Venomous snakebites are an important health problem in tropical and subtropical countries.
King cobra (Ophiophagus hannah
) is the largest venomous snake found in South and Southeast Asia. In this study, the O. hannah
venom proteome and the venom components cross-reactive to N. kaouthia
monospecific antivenin were studied.
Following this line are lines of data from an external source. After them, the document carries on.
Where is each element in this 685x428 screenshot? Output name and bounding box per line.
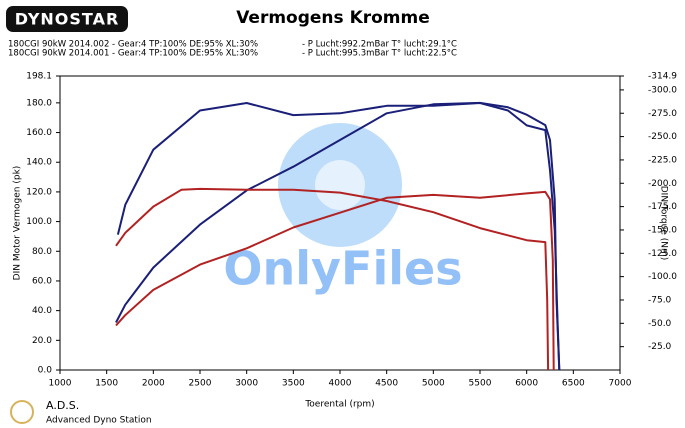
y-tick-label: 80.0 <box>32 247 52 257</box>
y2-tick-label: -300.0 <box>648 85 677 95</box>
info-line: 180CGI 90kW 2014.001 - Gear:4 TP:100% DE… <box>8 49 258 59</box>
y-tick-label: 60.0 <box>32 276 52 286</box>
x-tick-label: 5500 <box>469 379 492 389</box>
info-conditions: - P Lucht:992.2mBar T° lucht:29.1°C <box>302 40 457 50</box>
y-tick-label: 180.0 <box>26 98 52 108</box>
y2-tick-label: -100.0 <box>648 272 677 282</box>
x-tick-label: 3500 <box>282 379 305 389</box>
x-tick-label: 6000 <box>515 379 538 389</box>
x-tick-label: 4500 <box>375 379 398 389</box>
y2-tick-label: -275.0 <box>648 109 677 119</box>
y-axis-label: DIN Motor Vermogen (pk) <box>13 166 23 281</box>
y-tick-label: 120.0 <box>26 187 52 197</box>
x-tick-label: 6500 <box>562 379 585 389</box>
chart-title: Vermogens Kromme <box>236 8 430 28</box>
y2-tick-label: -125.0 <box>648 249 677 259</box>
x-tick-label: 4000 <box>329 379 352 389</box>
info-line: 180CGI 90kW 2014.002 - Gear:4 TP:100% DE… <box>8 40 258 50</box>
footer-brand: A.D.S. <box>46 399 79 412</box>
series-line <box>116 102 561 371</box>
y2-axis-label: DIN Torque (Nm) <box>659 186 669 261</box>
y2-tick-label: -25.0 <box>648 342 672 352</box>
y2-tick-label: -200.0 <box>648 179 677 189</box>
footer-logo <box>10 400 34 424</box>
y-tick-label: 100.0 <box>26 217 52 227</box>
x-axis-label: Toerental (rpm) <box>304 400 374 410</box>
x-tick-label: 7000 <box>609 379 632 389</box>
y2-tick-label: -175.0 <box>648 202 677 212</box>
y-tick-label: 198.1 <box>26 72 52 82</box>
logo-box <box>6 6 128 32</box>
y-tick-label: 140.0 <box>26 158 52 168</box>
x-tick-label: 1500 <box>95 379 118 389</box>
y-tick-label: 160.0 <box>26 128 52 138</box>
x-tick-label: 5000 <box>422 379 445 389</box>
watermark-logo <box>315 160 365 210</box>
y-tick-label: 40.0 <box>32 306 52 316</box>
series-line <box>115 101 561 371</box>
y2-tick-label: -50.0 <box>648 319 672 329</box>
footer-name: Advanced Dyno Station <box>46 416 152 426</box>
y2-tick-label: -75.0 <box>648 295 672 305</box>
y-tick-label: 20.0 <box>32 336 52 346</box>
watermark: OnlyFiles <box>223 242 462 296</box>
y2-tick-label: -250.0 <box>648 132 677 142</box>
y-tick-label: 0.0 <box>38 366 53 376</box>
x-tick-label: 3000 <box>235 379 258 389</box>
y2-tick-label: -225.0 <box>648 155 677 165</box>
x-tick-label: 1000 <box>49 379 72 389</box>
y2-tick-label: -314.9 <box>648 72 677 82</box>
y2-tick-label: -150.0 <box>648 225 677 235</box>
series-line <box>115 190 555 371</box>
x-tick-label: 2500 <box>189 379 212 389</box>
logo: DYNOSTAR <box>15 10 120 29</box>
info-conditions: - P Lucht:995.3mBar T° lucht:22.5°C <box>302 49 457 59</box>
series-line <box>115 187 550 371</box>
x-tick-label: 2000 <box>142 379 165 389</box>
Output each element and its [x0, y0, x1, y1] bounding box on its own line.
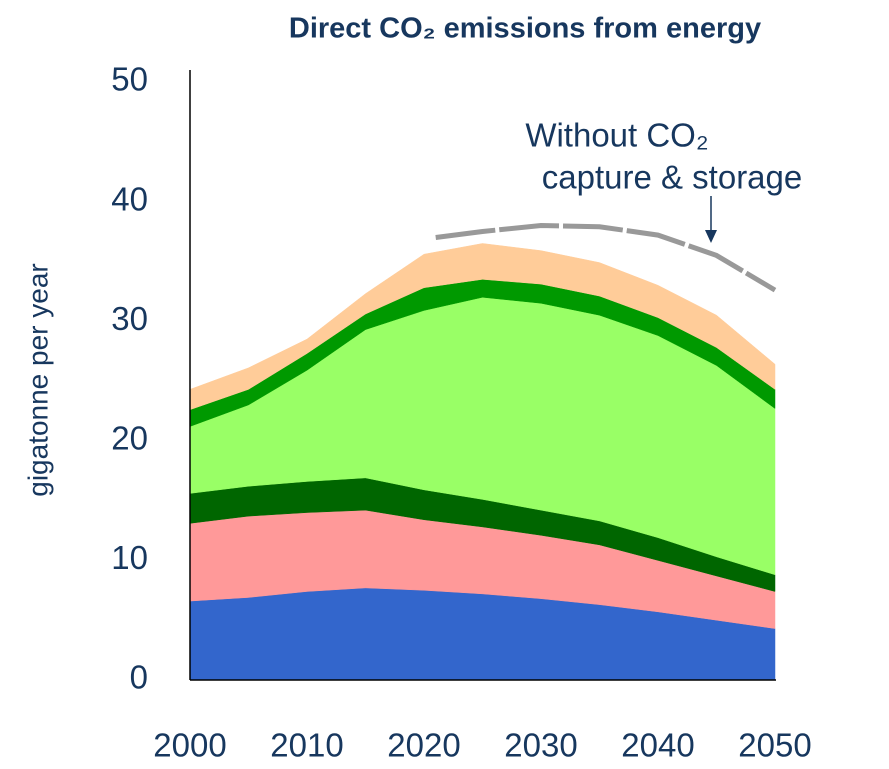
y-tick-label: 20 [111, 420, 148, 457]
overlay-line [435, 223, 777, 293]
x-tick-label: 2010 [270, 727, 343, 764]
chart-title: Direct CO₂ emissions from energy [289, 13, 761, 45]
y-axis-label: gigatonne per year [22, 263, 53, 497]
y-tick-label: 40 [111, 180, 148, 217]
plot-area [189, 223, 777, 681]
annotation: Without CO₂ [525, 117, 708, 154]
x-tick-label: 2020 [387, 727, 460, 764]
y-tick-label: 30 [111, 300, 148, 337]
x-tick-label: 2050 [738, 727, 811, 764]
annotation-arrowhead [705, 230, 717, 243]
x-tick-label: 2030 [504, 727, 577, 764]
annotation: capture & storage [542, 159, 803, 196]
x-tick-label: 2040 [621, 727, 694, 764]
y-tick-label: 10 [111, 539, 148, 576]
y-tick-label: 50 [111, 61, 148, 98]
x-tick-label: 2000 [153, 727, 226, 764]
y-tick-label: 0 [130, 659, 148, 696]
area [189, 243, 776, 411]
O. hannah
venom consisted of 14 different protein families, including three finger toxins, phospholipases, cysteine-rich secretory proteins, cobra venom factor, muscarinic toxin, L-amino acid oxidase, hypothetical proteins, low cysteine protein, phosphodiesterase, proteases, vespryn toxin, Kunitz, growth factor activators and others (coagulation factor, endonuclease, 5’-nucleotidase). N. kaouthia
antivenin recognized several functionally different O. hannah
venom proteins and mediated paratherapeutic efficacy by rescuing the O. hannah
envenomed mice from lethality. An engineered human ScFv specific to N. kaouthia
long neurotoxin (NkLN-HuScFv) cross-neutralized the O. hannah
venom and extricated the O. hannah
envenomed mice from death in a dose escalation manner. Homology modeling and molecular docking revealed that NkLN-HuScFv interacted with residues in loops 2 and 3 of the neurotoxins of both snake species, which are important for neuronal acetylcholine receptor binding. The data of this study are useful for snakebite treatment when and where the polyspecific antivenin is not available. Because the supply of horse-derived antivenin is limited and the preparation may cause some adverse effects in recipients, a cocktail of recombinant human ScFvs for various toxic venom components shared by different venomous snakes, exemplified by the in vitro
produced NkLN-HuScFv in this study, should contribute to a possible future route for an improved alternative to the antivenins.